Поставьте перед ней препятствием ту Клеопатру или иную ей подобную особу, и она пройдет ее насквозь, как сабля Саладина вспарывает пуховую подушку. Воскресите Пауля Петера Рубенса, поднимите из гроба, поставьте перед нею вместе с полчищами пышнотелых жен — и она, этот слабый жезл Моисеев, одаренный волшебной властью, освободит очарованные воды, и те хлынут из берегов и затопят все их тяжкие сонмы.

Мне говорили, что Вашти недобра, и я уже сказала, что сама в этом убедилась; хоть и дух, однако ж дух страшного Тофета. [203]Но коли ад порождает нечестивую силу, такую могучую, не прольется ли однажды ей в ответ столь же великая благодать свыше?

Что думал о ней доктор Грэм? Я надолго забыла на него смотреть, задавать ему вопросы. Власть таланта вырвала меня из привычного мира; подсолнух отвернулся от юга и повернулся к свету более яркому, не солнечному, — к красной раскаленной слепящей комете.
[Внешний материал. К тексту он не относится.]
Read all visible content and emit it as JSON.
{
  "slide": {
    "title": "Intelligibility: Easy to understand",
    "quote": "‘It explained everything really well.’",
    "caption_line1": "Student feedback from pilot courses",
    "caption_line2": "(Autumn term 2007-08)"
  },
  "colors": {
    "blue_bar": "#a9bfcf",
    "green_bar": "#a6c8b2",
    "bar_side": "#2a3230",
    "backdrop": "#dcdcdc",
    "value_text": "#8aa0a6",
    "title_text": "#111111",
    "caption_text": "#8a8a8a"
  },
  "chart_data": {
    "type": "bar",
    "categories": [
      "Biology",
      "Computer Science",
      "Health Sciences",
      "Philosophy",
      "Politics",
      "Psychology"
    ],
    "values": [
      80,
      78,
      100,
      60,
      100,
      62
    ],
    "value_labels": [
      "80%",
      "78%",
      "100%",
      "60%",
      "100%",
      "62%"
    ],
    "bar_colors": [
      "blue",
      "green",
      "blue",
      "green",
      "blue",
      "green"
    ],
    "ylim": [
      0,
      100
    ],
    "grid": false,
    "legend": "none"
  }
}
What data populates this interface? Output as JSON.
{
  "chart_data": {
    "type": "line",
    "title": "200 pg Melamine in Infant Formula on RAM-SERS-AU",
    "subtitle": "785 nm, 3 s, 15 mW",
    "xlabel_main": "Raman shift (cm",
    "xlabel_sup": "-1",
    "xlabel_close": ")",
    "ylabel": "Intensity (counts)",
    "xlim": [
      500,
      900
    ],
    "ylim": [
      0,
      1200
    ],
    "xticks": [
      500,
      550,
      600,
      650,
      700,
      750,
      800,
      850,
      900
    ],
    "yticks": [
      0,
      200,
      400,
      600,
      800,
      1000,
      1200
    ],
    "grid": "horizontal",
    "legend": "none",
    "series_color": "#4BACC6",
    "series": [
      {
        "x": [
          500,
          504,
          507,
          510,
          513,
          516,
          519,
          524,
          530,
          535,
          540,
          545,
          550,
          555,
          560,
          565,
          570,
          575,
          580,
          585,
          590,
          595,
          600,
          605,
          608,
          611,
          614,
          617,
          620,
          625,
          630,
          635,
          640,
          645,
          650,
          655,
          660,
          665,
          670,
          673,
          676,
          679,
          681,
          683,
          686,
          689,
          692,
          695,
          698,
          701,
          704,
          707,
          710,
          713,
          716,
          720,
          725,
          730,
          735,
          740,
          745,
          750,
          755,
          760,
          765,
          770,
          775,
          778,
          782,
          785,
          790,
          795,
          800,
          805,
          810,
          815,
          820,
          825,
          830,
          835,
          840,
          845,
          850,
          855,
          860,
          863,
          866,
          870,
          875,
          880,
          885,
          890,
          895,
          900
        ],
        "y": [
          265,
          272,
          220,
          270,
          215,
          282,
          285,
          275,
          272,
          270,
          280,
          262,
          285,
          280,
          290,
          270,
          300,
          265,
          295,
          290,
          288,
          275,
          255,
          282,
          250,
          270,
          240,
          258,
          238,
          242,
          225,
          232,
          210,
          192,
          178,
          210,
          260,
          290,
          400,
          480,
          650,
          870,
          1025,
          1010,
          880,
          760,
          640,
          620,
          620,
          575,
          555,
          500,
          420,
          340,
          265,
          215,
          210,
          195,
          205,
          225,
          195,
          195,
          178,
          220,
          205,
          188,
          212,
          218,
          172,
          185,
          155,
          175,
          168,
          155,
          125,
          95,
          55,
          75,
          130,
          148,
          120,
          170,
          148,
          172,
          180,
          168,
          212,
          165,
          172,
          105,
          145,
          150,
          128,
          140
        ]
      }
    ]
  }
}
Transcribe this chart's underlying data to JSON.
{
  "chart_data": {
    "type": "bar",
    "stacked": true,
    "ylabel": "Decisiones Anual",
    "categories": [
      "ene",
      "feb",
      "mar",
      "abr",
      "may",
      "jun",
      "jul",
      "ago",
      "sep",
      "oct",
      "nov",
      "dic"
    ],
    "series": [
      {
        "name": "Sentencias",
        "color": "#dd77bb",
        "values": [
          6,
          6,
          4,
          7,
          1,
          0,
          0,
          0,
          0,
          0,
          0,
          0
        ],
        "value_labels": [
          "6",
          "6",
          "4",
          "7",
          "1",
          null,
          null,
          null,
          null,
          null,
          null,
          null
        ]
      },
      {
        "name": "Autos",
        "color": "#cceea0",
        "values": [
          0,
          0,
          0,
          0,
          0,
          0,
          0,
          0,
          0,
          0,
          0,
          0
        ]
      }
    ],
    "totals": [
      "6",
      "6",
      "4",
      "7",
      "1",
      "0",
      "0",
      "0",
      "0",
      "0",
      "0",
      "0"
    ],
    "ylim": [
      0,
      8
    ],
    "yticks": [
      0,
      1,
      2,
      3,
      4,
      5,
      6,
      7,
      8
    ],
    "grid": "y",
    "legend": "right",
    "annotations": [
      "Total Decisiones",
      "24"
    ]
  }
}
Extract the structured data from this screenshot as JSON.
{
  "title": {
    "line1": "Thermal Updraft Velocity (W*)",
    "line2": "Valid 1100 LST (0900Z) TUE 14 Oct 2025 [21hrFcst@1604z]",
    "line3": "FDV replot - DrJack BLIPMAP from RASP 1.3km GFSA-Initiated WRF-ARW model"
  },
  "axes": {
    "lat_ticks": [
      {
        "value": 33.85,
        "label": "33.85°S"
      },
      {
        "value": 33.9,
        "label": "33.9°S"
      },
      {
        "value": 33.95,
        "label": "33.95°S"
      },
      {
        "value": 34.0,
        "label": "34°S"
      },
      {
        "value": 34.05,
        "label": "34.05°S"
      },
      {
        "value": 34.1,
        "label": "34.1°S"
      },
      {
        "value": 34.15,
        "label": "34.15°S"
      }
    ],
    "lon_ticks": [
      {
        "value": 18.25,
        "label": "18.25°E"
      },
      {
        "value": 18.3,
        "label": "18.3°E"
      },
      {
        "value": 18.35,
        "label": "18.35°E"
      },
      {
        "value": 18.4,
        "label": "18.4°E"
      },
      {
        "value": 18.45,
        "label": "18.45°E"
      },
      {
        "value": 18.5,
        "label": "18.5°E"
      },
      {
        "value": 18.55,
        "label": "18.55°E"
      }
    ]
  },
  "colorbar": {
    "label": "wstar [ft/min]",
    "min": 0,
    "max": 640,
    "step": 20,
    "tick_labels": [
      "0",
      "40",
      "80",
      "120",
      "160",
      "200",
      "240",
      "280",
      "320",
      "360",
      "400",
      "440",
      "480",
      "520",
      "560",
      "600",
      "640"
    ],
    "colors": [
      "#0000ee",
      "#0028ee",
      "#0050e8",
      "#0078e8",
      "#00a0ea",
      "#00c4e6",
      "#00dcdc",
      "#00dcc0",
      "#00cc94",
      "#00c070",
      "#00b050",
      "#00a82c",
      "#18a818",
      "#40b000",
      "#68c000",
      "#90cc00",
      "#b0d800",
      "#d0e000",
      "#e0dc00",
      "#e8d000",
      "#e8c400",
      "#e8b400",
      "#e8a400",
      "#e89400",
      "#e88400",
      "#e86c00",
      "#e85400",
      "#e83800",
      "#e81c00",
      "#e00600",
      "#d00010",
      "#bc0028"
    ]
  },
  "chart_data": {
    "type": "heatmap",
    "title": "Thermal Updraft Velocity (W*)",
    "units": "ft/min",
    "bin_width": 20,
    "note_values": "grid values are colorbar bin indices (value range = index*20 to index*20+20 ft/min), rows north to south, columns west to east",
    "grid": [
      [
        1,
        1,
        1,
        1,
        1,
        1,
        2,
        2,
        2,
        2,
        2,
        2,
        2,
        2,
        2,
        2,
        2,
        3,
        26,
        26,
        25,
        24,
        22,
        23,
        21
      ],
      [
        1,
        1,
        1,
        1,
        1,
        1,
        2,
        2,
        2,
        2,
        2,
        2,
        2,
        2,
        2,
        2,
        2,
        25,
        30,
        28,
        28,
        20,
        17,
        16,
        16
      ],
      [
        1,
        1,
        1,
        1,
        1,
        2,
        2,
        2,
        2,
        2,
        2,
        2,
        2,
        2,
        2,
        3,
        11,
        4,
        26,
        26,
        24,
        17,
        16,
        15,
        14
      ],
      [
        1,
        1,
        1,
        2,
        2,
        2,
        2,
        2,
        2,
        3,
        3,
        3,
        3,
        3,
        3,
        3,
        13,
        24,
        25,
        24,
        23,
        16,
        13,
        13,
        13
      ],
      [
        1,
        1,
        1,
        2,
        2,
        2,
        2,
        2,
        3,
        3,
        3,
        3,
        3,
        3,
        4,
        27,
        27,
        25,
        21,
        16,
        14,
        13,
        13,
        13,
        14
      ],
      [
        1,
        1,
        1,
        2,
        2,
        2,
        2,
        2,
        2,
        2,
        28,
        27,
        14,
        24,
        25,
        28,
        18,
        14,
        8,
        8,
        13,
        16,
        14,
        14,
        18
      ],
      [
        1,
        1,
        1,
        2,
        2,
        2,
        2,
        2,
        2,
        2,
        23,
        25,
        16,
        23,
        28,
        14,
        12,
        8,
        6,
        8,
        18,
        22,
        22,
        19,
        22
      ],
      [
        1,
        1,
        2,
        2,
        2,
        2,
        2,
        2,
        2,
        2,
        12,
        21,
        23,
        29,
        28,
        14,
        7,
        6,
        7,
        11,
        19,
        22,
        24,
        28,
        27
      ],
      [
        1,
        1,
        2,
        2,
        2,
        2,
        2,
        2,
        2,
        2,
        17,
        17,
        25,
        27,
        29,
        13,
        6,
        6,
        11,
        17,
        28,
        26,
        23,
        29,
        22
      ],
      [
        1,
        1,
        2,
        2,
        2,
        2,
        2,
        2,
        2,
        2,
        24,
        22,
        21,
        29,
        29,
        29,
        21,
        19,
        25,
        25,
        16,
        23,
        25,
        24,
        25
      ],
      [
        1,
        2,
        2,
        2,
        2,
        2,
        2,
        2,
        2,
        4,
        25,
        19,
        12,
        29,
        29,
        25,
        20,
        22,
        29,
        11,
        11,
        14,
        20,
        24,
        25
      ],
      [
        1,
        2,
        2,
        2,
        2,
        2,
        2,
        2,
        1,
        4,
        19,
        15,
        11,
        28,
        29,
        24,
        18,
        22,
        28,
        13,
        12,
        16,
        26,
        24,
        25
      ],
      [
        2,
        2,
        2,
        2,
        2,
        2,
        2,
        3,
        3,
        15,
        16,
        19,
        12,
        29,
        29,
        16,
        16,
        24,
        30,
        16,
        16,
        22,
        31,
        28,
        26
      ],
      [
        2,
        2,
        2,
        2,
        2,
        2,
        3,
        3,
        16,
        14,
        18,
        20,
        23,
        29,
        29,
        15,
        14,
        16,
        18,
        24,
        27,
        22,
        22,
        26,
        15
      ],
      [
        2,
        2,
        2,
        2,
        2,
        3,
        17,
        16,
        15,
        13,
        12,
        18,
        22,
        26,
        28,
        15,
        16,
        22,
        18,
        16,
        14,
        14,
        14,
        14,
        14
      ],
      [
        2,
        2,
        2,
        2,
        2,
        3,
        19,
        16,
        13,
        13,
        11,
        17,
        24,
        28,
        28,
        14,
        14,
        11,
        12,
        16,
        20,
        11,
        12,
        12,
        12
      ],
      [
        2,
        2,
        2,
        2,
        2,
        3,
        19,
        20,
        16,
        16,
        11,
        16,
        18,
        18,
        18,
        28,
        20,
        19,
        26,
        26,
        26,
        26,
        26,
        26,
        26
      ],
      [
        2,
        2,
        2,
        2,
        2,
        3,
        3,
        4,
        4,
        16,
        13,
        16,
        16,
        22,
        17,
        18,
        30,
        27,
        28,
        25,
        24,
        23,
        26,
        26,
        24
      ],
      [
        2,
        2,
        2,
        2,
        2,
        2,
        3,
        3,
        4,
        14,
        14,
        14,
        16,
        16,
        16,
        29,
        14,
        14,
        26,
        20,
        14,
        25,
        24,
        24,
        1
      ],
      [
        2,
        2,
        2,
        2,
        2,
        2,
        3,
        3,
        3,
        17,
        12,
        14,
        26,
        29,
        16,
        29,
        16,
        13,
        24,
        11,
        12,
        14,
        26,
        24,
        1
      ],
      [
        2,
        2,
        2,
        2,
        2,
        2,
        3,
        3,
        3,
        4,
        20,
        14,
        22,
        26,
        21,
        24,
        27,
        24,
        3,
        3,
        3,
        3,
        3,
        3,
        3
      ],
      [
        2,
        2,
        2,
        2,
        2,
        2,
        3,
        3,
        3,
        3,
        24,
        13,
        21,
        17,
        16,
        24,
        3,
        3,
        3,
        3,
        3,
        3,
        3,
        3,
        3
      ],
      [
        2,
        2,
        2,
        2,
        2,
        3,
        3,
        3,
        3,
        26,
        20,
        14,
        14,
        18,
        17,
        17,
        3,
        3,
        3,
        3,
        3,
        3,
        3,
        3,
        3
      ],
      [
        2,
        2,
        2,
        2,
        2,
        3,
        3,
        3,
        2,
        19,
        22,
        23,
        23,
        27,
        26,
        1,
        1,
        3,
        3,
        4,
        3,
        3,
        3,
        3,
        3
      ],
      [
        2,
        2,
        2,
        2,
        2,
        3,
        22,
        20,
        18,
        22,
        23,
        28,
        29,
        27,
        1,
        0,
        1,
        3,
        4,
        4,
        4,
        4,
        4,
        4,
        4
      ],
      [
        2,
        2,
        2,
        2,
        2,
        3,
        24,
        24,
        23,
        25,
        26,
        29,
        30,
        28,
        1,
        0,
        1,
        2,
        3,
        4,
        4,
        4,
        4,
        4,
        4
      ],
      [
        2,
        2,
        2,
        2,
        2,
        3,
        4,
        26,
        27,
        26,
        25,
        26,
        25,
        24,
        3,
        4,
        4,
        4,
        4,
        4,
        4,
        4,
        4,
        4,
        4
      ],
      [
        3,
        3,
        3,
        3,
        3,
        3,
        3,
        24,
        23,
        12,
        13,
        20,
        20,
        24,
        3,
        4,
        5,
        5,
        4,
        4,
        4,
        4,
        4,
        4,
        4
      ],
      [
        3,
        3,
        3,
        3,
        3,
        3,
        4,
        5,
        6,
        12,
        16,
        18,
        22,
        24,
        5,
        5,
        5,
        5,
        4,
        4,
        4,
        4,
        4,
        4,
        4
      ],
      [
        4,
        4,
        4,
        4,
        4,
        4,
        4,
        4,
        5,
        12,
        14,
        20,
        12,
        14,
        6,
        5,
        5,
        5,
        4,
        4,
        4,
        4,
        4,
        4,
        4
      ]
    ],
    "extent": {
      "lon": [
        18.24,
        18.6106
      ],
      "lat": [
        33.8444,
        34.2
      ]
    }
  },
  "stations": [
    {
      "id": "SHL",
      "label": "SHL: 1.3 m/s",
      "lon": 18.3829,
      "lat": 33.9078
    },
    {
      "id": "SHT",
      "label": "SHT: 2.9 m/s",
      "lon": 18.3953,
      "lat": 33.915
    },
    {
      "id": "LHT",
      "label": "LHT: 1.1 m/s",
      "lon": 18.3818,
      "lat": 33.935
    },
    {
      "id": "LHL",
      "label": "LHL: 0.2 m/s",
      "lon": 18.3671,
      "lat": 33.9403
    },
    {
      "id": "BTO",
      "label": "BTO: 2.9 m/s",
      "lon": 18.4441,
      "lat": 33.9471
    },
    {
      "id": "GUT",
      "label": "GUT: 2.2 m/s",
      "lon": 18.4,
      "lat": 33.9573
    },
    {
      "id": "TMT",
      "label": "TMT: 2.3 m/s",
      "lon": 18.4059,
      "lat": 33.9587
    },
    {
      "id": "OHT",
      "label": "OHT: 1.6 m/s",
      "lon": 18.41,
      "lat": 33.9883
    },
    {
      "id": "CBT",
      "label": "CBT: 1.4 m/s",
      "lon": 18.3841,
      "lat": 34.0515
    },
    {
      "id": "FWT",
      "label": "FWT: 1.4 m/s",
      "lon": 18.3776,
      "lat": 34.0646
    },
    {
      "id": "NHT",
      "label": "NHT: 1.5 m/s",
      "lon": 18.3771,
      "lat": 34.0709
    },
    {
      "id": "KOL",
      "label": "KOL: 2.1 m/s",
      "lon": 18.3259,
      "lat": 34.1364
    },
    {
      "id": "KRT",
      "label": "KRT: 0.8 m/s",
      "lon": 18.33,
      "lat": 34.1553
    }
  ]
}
Я и прежде видывала актерскую игру, но не предполагала, что она может быть такой — так сбивать с толку Надежду так ставить в тупик Желанье, обгонять Порыв, затмевать Догадку. Вы не успели еще вообразить, что покажут вам через мгновенье, не успели ощутить досаду оттого, что вам этого не показали, а уж душу вашу захватил восторг, будто бурный поток низвергся шумным водопадом и подхватил ее, словно легкий лист.